Thursday, June 2, 2016

Ask Linda #1317-Player kicks another’s ball out of sight

Hi Linda,

I was playing in a tournament over the weekend. We were on the tee of a short par 4 and another group in the same competition was ahead of us on the green. It was 265 yards to the green centre and I didn’t expect my tee shot to reach the green, as I was hitting a 3-wood which would normally be 220-230 yards if struck well. However there was a reasonable wind behind and I thought it might get close to the green. I didn’t wait for the green to clear and hit a great shot which landed short of the green on a direct line for the green centre and I didn’t see it after that.

On reaching the green I couldn’t find my ball. As it was on a very straight line we concluded that it must have gone over the green and into the lateral water hazard behind it. I took a penalty stroke and ended up with a bogey 5.

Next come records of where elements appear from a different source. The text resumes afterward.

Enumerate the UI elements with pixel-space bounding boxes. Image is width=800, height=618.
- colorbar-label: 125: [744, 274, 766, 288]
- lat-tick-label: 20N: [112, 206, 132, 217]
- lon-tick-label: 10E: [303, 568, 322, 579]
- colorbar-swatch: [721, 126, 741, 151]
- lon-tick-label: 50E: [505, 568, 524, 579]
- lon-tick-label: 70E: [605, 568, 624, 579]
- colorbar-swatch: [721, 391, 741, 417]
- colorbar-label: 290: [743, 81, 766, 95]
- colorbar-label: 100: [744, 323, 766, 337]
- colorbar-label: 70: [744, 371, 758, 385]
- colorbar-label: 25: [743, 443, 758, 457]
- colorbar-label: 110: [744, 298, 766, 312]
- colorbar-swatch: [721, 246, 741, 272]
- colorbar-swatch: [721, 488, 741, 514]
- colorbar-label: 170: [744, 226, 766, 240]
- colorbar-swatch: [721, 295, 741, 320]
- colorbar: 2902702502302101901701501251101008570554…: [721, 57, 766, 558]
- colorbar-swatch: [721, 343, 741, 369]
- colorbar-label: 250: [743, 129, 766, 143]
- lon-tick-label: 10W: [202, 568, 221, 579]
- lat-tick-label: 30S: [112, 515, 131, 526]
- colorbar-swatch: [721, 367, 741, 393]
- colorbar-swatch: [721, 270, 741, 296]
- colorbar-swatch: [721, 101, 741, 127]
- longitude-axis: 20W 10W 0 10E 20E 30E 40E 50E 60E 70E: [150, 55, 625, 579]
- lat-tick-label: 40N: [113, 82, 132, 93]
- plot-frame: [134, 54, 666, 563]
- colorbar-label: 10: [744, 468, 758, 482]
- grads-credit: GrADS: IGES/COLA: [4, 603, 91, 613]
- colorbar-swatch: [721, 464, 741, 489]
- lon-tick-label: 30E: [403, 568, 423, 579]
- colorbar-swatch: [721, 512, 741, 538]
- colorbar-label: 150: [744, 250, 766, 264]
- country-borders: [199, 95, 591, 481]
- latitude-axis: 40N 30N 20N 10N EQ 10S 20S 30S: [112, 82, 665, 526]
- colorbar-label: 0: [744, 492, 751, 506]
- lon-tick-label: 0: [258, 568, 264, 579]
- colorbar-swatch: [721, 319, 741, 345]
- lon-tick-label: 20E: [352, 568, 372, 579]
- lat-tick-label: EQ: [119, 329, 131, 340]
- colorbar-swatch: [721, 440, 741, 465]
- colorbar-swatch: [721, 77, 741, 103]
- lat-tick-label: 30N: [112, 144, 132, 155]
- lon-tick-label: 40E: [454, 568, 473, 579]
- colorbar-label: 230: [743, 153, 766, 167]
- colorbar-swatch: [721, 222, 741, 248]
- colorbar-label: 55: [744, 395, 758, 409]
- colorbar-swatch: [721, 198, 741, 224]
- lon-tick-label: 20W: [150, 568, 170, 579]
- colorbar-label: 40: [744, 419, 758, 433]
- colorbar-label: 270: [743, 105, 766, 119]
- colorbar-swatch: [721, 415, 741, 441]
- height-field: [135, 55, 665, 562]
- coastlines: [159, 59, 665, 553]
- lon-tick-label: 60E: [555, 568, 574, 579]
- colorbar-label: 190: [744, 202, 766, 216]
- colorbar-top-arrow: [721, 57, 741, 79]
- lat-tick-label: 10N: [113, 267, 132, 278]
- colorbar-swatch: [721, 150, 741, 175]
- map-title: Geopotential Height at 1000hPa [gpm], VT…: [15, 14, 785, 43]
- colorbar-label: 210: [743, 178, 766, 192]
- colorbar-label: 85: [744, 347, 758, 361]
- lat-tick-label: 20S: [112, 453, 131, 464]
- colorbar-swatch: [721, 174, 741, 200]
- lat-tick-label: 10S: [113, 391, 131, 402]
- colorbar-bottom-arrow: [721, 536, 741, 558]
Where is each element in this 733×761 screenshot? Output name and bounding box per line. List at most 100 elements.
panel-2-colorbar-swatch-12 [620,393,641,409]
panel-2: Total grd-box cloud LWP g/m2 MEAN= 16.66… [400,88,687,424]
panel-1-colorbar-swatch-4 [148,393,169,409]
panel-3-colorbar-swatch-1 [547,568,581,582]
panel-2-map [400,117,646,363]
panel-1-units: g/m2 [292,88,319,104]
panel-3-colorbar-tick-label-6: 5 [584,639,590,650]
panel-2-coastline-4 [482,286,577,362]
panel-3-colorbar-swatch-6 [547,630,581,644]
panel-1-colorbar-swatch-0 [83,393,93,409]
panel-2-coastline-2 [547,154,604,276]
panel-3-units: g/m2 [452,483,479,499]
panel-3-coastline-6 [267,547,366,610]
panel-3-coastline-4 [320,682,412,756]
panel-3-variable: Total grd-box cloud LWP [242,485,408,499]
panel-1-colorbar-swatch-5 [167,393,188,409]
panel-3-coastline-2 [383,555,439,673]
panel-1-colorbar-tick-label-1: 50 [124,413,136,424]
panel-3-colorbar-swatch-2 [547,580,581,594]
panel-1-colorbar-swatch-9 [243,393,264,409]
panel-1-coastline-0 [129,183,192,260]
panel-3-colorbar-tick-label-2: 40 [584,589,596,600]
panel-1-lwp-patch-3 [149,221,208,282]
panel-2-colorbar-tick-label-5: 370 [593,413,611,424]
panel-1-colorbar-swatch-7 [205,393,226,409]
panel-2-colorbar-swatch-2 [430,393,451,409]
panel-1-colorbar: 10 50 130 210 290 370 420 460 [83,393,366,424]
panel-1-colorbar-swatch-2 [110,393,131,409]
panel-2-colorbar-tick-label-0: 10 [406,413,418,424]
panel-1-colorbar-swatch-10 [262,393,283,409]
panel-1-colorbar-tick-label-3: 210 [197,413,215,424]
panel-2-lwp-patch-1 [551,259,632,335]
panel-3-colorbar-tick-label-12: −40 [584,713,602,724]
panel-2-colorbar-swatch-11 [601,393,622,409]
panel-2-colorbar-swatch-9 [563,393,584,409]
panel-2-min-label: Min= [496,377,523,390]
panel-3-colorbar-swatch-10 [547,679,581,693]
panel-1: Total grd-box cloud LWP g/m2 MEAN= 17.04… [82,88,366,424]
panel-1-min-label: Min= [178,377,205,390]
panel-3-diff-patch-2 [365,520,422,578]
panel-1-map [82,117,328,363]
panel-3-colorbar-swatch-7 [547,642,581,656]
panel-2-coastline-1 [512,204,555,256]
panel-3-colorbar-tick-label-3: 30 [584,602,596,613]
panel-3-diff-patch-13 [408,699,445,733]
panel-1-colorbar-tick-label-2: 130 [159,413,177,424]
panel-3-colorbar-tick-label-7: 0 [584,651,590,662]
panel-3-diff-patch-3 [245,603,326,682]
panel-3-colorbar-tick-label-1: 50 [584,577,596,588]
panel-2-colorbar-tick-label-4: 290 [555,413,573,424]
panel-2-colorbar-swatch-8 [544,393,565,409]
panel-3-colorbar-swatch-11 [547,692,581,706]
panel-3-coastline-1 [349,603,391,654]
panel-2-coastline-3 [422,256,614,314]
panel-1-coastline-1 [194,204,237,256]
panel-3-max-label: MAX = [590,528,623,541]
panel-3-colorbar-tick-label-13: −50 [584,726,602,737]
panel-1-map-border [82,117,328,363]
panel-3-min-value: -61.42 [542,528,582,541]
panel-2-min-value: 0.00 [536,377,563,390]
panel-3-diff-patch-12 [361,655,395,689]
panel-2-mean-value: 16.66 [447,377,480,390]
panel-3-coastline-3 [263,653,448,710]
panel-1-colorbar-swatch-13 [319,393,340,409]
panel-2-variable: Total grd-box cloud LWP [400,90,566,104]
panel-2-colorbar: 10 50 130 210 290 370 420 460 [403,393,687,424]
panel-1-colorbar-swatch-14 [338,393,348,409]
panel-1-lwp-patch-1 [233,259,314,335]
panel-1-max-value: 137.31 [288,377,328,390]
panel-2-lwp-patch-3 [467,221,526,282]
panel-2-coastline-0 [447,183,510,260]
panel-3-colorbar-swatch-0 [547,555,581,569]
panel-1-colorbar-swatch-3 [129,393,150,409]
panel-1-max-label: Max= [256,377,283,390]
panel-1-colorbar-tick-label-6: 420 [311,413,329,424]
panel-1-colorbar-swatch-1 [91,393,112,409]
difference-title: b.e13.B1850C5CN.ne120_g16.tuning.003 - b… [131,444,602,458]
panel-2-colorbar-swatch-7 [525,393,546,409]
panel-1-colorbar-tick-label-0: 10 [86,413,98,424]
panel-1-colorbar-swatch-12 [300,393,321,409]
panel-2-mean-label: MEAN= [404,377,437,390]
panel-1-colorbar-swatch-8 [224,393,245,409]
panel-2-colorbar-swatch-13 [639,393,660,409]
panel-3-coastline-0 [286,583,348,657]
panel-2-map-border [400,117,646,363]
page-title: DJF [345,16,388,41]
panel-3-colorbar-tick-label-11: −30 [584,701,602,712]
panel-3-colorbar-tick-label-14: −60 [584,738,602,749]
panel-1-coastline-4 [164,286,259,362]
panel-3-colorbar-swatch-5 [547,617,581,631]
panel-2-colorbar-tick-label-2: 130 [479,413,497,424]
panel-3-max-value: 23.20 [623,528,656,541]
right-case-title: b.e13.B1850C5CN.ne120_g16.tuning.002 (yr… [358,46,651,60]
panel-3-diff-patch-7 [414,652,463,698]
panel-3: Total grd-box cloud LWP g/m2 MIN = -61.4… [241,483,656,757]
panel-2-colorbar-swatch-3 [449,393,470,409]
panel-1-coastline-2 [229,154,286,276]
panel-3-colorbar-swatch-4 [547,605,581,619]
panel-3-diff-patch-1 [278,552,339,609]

Later on in the clubhouse I was told what actually happened. My ball bounced well short of the green and rolled onto it and was stopped by the flagstick that was laying on the green as the other group was putting. One of the players in that group wasn’t happy that I’d not waited for the green to clear and in a fit of rage kicked my ball off to the left of the green into the fairly deep rough.

Other than a point of ethics, I’m not sure the player in front broke any rules that would have incurred a penalty. What do you think?

Lou from Tampa, Florida

Dear Lou,

This is a matter for the Committee to decide. The Committee has the option to disqualify a player for a serious breach of Rule 1-2 [please read Rule 1-2, the penalty statement, and Note 1]. I might be inclined to disqualify the player who kicked your ball. Not only did he deliberately move a fellow competitor’s ball in play, he kicked it into an area where you would be unlikely to search (since you knew the ball had taken a straight path). He did not tell you where to find the ball, deliberately withholding information that led to your scoring much higher on the hole. His action was malicious and detrimental to you. My inclination to disqualify the player is, of course, my opinion – others might let the player off with a two-stroke penalty [Decision 1-4/4].

Now let’s take a look at your breach of etiquette. Players are cautioned in Section I of the rulebook to refrain from hitting until they are certain that the players in front are out of range. You stated that you didn’t expect your ball to reach the green, but that there was a good wind behind you that might help carry your ball close to the green. If there is the remotest possibility that your ball will reach the players in front of you, you should wait until they have moved on. While it would seem unlikely that you would injure a player from that distance (your ball would be rolling by the time it reached the green), there is a good chance the arrival of a ball on the green would distract the players who were trying to putt.

This situation could easily be handled without the intervention of the Committee. The player who was upset should have warned you against hitting into the group in front; you should have responded with a profuse apology and a promise to be much more careful in the future. Better yet, you could have gone forward immediately and apologized, at which point the angry kicker might have told you where he kicked the ball and where you should replace it.

A little common sense and some basic manners might have defused the whole situation.